A belt that resists high loads

While developing the heavy-duty bucket elevator, the tensile strength of belts with wire-free zones was strengthened. The current belt has a tensile load of 2500 N/mm, the new belt with wire-free zones has a tensile load of 3300 N/mm (Fig. 4). The conveyor belts are more resistant to mechanical wear, and they are able to transport coarse-grained material and have a high tensile load, all this makes the new heavy-duty bucket elevator the favourite conveying system for strongly abrasive material with high capacity and large centre distance. “This belt has twice the service life of a chain. Bucket elevators fitted with this belt are a clear improvement over central chain bucket elevators when used for strongly abrasive material, such as clinker, ore or blast-furnace slag”, Schenk learned in Beckum.

The timeline was tight, just two months for planing and realising the modification. “We got the ball rolling in October. The date of delivery was at the beginning of January and the bucket elevator was in operation at the end of February”, Schenk says. Employees at Lafarge carried out the assembly under the watchful eye of the Beumer specialists. The expenditive for the cement plant was very low. “Beumer handled all the planning, we only had to mount the buckets and the belt.”

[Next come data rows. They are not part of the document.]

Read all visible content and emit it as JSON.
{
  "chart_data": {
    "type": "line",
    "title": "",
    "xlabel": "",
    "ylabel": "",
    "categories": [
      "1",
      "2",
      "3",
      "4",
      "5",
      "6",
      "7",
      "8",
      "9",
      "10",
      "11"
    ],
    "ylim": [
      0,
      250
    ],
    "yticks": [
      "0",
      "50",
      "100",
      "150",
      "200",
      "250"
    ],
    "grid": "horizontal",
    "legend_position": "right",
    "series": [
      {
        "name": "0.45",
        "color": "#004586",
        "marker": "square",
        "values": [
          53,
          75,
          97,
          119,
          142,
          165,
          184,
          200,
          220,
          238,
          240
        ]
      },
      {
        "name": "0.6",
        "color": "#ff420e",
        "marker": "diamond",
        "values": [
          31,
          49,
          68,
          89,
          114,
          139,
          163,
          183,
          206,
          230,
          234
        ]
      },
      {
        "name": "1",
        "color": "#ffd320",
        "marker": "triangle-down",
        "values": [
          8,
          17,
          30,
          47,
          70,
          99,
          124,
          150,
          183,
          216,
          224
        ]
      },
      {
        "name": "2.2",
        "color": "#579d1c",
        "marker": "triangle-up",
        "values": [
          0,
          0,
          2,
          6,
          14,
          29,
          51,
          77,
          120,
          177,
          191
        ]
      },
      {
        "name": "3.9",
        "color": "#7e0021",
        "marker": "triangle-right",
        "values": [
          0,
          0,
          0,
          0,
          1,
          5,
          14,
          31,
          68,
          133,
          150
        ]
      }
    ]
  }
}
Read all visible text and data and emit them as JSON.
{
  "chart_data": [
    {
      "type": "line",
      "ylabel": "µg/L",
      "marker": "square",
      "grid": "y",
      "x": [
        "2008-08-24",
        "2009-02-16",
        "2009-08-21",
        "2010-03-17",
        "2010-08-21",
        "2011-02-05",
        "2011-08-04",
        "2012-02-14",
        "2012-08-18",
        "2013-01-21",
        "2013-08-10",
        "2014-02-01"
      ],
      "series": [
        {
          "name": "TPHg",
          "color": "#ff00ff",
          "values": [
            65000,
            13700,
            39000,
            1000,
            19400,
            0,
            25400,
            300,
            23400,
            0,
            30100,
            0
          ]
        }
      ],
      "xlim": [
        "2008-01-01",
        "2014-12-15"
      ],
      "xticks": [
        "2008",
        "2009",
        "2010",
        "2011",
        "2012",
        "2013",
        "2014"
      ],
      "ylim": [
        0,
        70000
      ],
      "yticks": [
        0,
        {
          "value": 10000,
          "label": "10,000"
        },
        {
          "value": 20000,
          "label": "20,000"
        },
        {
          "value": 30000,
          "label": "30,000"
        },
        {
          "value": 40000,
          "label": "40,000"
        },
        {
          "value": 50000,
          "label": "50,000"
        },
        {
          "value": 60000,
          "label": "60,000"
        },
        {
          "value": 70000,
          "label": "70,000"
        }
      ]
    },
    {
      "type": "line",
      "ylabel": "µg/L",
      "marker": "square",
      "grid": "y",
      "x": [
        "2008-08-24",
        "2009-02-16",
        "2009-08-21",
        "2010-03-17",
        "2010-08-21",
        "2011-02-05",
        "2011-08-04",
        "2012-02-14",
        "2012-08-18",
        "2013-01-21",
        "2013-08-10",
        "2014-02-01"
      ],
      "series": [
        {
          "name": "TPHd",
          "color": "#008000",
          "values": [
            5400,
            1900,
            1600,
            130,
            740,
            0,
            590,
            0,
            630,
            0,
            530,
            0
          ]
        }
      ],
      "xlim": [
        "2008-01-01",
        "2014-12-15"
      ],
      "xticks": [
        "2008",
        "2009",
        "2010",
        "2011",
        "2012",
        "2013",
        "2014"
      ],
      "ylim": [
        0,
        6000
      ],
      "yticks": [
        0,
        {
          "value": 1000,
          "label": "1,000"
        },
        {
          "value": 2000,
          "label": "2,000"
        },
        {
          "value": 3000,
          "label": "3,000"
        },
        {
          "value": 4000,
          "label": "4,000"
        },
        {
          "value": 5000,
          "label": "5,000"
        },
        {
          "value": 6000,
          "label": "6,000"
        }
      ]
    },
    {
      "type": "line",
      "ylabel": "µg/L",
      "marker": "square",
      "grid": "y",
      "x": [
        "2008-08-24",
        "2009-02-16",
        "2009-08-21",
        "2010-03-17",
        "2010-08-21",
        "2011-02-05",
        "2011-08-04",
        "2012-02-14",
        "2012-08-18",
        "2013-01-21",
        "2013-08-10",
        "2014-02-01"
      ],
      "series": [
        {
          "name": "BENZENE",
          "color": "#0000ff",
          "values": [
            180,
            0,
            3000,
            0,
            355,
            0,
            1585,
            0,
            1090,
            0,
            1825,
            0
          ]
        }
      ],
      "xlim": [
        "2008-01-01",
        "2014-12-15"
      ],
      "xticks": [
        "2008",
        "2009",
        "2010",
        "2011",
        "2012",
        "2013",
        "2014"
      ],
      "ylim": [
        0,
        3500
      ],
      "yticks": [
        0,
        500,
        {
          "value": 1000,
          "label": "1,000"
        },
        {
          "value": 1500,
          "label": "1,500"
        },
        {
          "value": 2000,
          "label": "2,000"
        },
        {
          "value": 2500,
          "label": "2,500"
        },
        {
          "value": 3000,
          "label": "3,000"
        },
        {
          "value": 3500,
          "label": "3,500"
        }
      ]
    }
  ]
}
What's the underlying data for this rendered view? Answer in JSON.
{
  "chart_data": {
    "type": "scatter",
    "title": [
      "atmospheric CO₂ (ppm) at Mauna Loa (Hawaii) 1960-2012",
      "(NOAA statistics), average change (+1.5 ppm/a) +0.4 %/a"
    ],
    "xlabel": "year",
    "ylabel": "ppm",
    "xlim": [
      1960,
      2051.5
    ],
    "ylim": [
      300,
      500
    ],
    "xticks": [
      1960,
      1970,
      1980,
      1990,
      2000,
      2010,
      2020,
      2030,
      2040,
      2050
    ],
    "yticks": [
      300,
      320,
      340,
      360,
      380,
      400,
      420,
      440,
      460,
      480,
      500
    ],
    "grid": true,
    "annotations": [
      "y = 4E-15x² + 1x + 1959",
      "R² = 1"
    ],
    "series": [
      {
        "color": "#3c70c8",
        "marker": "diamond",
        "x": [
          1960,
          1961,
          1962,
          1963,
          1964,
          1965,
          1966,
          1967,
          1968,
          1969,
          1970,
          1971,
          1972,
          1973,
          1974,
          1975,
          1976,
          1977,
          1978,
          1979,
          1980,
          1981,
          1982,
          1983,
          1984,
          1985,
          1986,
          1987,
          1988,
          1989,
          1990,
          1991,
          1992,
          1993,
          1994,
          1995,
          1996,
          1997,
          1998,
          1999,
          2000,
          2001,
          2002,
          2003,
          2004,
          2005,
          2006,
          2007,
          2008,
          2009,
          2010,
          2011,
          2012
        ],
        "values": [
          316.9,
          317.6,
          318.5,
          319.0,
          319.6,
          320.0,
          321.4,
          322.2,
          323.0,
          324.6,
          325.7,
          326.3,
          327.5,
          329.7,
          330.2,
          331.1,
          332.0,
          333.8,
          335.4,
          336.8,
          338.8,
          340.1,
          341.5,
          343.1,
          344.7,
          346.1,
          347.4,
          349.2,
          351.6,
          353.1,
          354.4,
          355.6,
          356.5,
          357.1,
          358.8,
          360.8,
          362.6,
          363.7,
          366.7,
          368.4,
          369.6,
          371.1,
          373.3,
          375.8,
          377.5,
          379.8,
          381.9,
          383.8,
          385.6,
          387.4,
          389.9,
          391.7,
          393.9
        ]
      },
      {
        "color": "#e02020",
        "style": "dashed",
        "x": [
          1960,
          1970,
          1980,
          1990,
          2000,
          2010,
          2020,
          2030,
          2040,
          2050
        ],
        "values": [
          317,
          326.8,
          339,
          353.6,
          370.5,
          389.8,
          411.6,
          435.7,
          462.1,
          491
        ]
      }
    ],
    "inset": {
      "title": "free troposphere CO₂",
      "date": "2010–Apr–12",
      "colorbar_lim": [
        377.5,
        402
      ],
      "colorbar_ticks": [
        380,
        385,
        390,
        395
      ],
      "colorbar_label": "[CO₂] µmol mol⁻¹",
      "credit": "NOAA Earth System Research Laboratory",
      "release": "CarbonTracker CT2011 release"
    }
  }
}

“This solution saved us a lot of money”, says Schenk. The complete modification cost about 80 000 €. In comparison, a new conventional belt would have cost only 60 000 €, but: „If we assume that the Beumer solution lasts twice as long, the modification will amortise after a short period of time”, emphasizes Schenk. “Even after six months of operation there are no signs of wear. This was quite different with the old belt.”